Despite such promise, only a handful of toxin inhibitors have been robustly explored to date. We will redress this by expanding the chemical space available for snakebite treatments, using a comprehensive drug discovery approach. Using toxin-specific assays, we will screen diverse compound libraries (>50,000 molecules) – including using the Human Pharmacopoeia and Phase-1 approved molecules in a repurposing approach – for hits that demonstrate broad toxin family neutralisation.
We will then rationally identify lead series by defining the toxin-specificity, kinetics, phenotypic potency and medicinal chemistry characteristics of hits, before performing murine preclinical efficacy and pharmacokinetic experiments to rationally define oral dosage regimens of lead candidates capable of achieving systemic inhibitory concentrations throughout a snakebite treatment period.

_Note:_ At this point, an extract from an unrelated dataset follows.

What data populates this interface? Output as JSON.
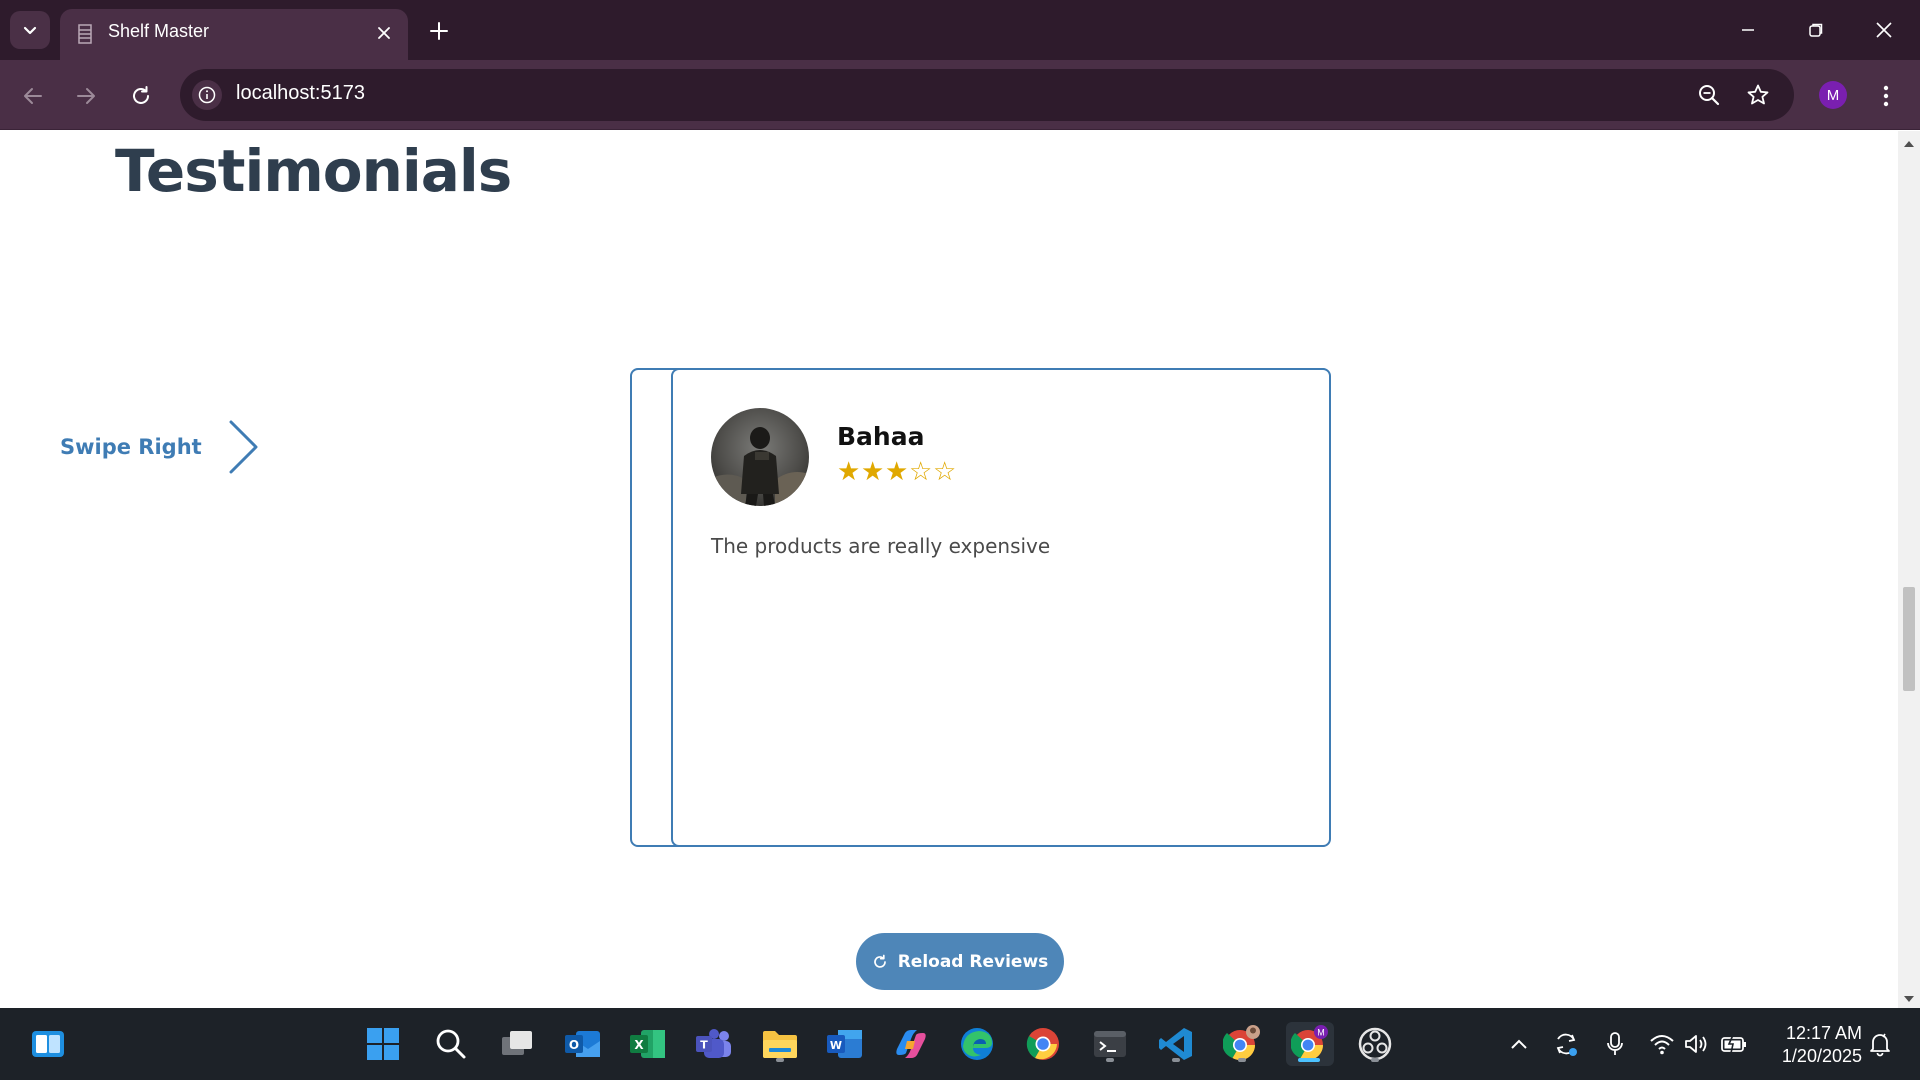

Finally, we will evaluate therapeutic combinations of lead candidates by performing dose optimisation via PK/PD modelling, preclinical efficacy and drug-drug interactions studies. This comprehensive drug discovery pipeline will deliver a portfolio of lead candidates (and numerous backups) ready for translation into clinical studies to assess their tolerability and efficacy as next-generation snakebite therapeutics.